2.2 | DNA sequencing and SNP genotyping
A reduced representation genomic dataset using RADseq was generated to genotype all individuals using genome-wide SNPs. RADseq libraries were prepared using a protocol modified from Etter et al. (2011), as specified in Gamble et al. (2015). Genomic DNA was extracted from ethanol preserved pectoral fin clips using a DNeasy Blood and Tissue Kit (Qiagen). Approximately 1 μg of DNA from each sample was digested at 37℃ for 2 hours using the high-fidelity SbfI restriction enzyme (New England Biolabs). A two-adapter process was utilized to create DNA libraries from the digested samples, with 10-15 individually barcoded samples allocated to each Illumina library pool. P1 adapters with unique barcodes were ligated to the specific SbfI overhang sequence exposed during the digestion process. Samples were then pooled, sheared using a sequence of cyclic sonication (Diagenode Bioruptor), and size-selected into approximately 300-400 base pair (bp) lengths using magnetic beads in PEG/NaCl buffer (Rohland & Reich, 2012). The libraries were blunt-end repaired and dA-tailed. P2 adapters were then ligated to each pooled library to provide unique Illumina identifiers and additional barcode sequences, necessary for the Illumina sequencing process (Andrews et al., 2016). All libraries were amplified via PCR using Q5 DNA polymerase (New England Biolabs) for 14 cycles, cleaned, and size-selected an additional time using a GeneRead Size Selection Kit (Qiagen). Genomic libraries were quantified using a Qubit fluorometer and pooled for Illumina sequencing. DNA fragment sizes were verified using a Bioanalyzer assay (Agilent) and the pooled libraries were sequenced with paired-end 75 and 100 bp reads on Illumina HiSeq 4000 (75 bp paired-end) and NovaSeq 6000 (100 bp paired-end) platforms at the Genomics Division of the Iowa Institute of Human Genetics, University of Iowa.

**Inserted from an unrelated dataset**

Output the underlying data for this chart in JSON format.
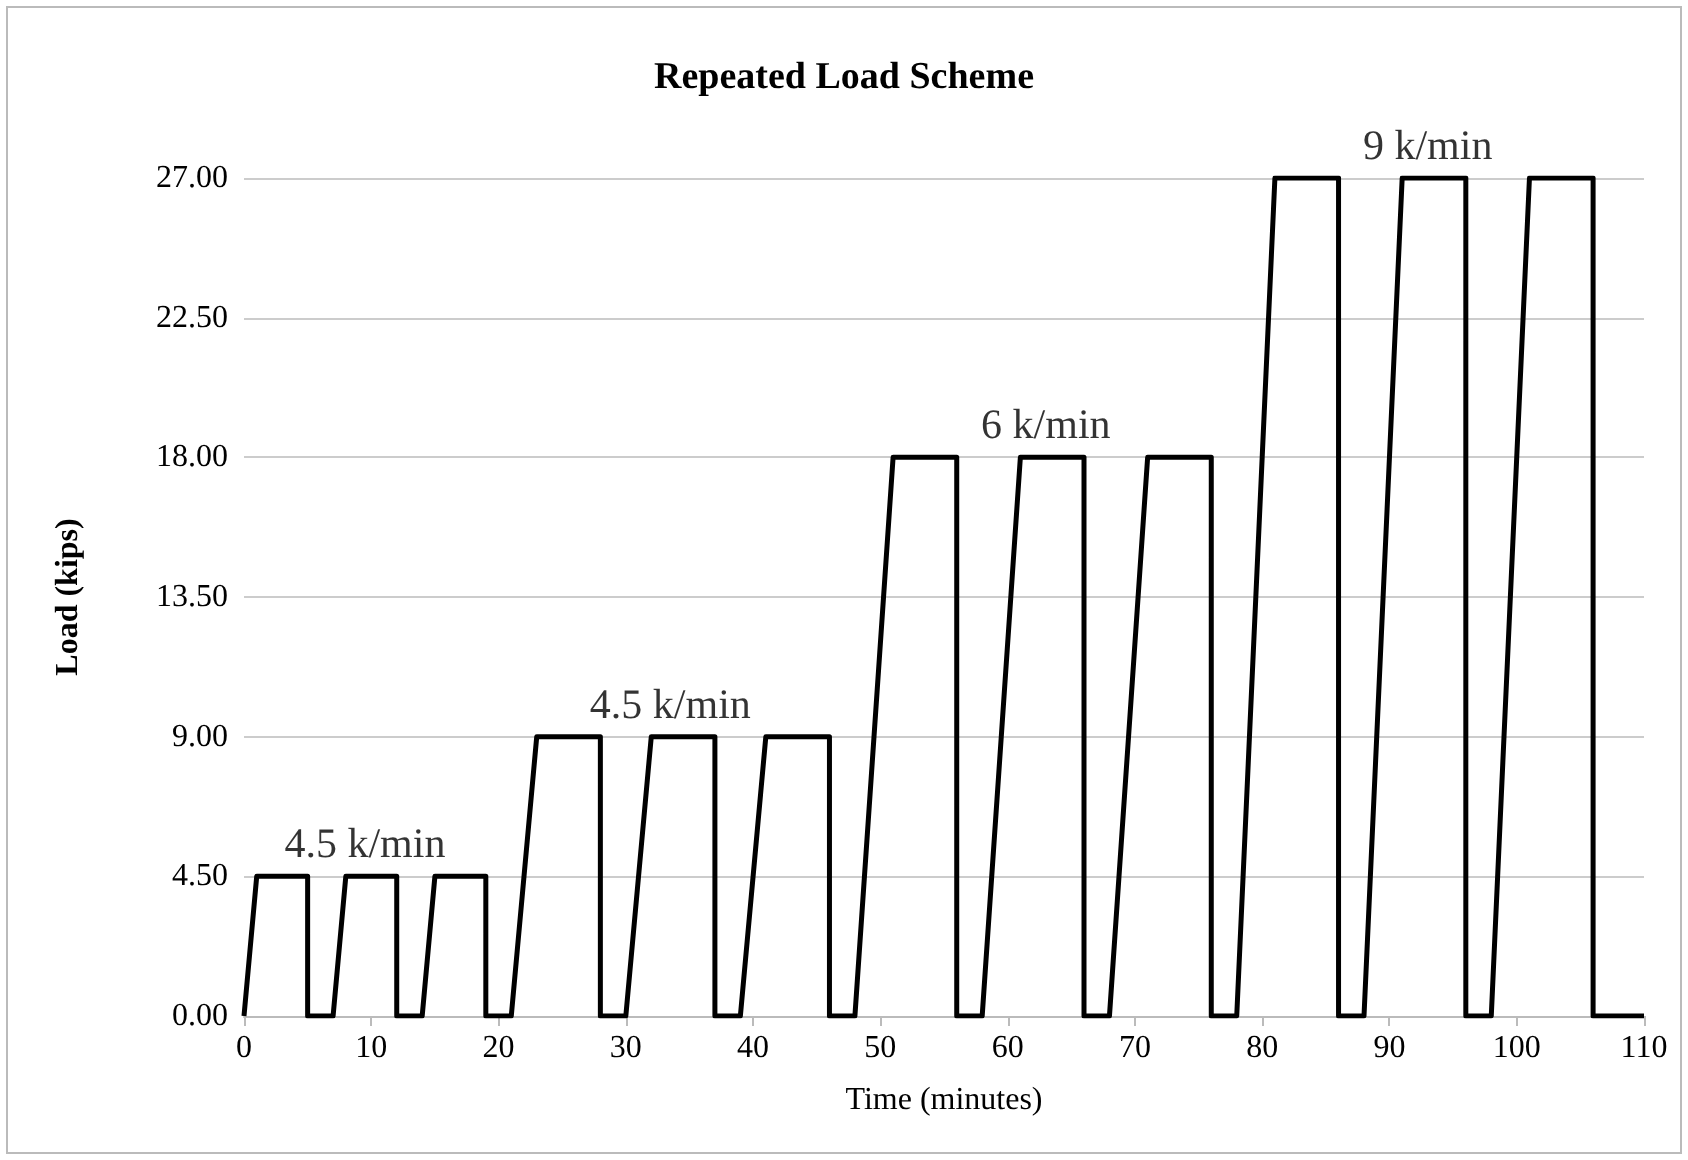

Raw Illumina sequence data were de-multiplexed and filtered by their adapter sequences using the process_radtags command inSTACKS v.2.54 (Catchen et al., 2013). Two mismatches were allowed within the adapter sequences ‘–adapter_mm 2 ’ and any reads marked as failures by Illumina’s purity filter were discarded by using the ‘–filter_illumina ’ options. The program flags, ‘-c ’, ‘-q ’, and ‘-r ’ were utilized to remove data with uncalled bases, low phred33 quality scores, and recover and repair barcode segments (Rochette et al., 2019). Read lengths for all samples were trimmed to a 70 bp length to provide data continuity between both Illumina sequencing platforms and to remove any low-quality bases from the 5’ end of reads (Catchen et al., 2011). Files output fromprocess_radtags were then concatenated to a single file named for each respective sample (Rochette & Catchen, 2017).
Due to the lack of an available reference genome for E. caeruleum , the denovo_map.pl script (STACKS ) was run to create a consensus sequence catalog, generate SNP loci, and formulate candidate alleles for individual fish (Catchen et al., 2011). Parameters for the assembly process were optimized using testing procedures described in Paris et al. (2017). The minimum depth of coverage required to create a stack, a set of short-reads which match exactly, was set to a value of 3 ‘-m 3 ’. The maximum distance allowed between stacks was set to 3 nucleotides ‘-M 3 ’ while the mismatches allowed between sample loci during catalog sequence assembly was set at 2 ‘-n 2 ’. The ‘–rm-pcr-duplicates ’ program flag was also applied to reduce the effect of PCR amplification bias by removing pairs of reads with the same insert length.
Three datasets were generated following the de novo assembly process, one for both river systems combined, and two to analyze the Volga and Meramec river data independently. For each of the datasets, the ‘-r -0.80 ’ flag was implemented for the populationscommand (STACKS ) as an optimization target and filtering step to ensure only SNP loci shared by a minimum of 80% of all individuals in a population are retained (Rochette & Catchen, 2017). The ‘–write-single-snp ’ program flag was additionally applied to restrict the analysis to the first SNP per locus and lessen the potential for error created by linkage disequilibrium. Finally, a minor allele frequency cutoff of 1% was applied with ‘-min-maf 0.01 ’ to filter and remove potential outlier loci. Supplementary program options for the populations function were used concurrently to generate values for differentiation among sampling localities in expected and observed levels of heterozygosity, private alleles, nucleotide diversity, and inbreeding coefficients (Rochette & Catchen, 2017). The software package PGDSpider 2.1.1.5 was used for additional conversion and formatting of the populations output (Lischer & Excoffier, 2012).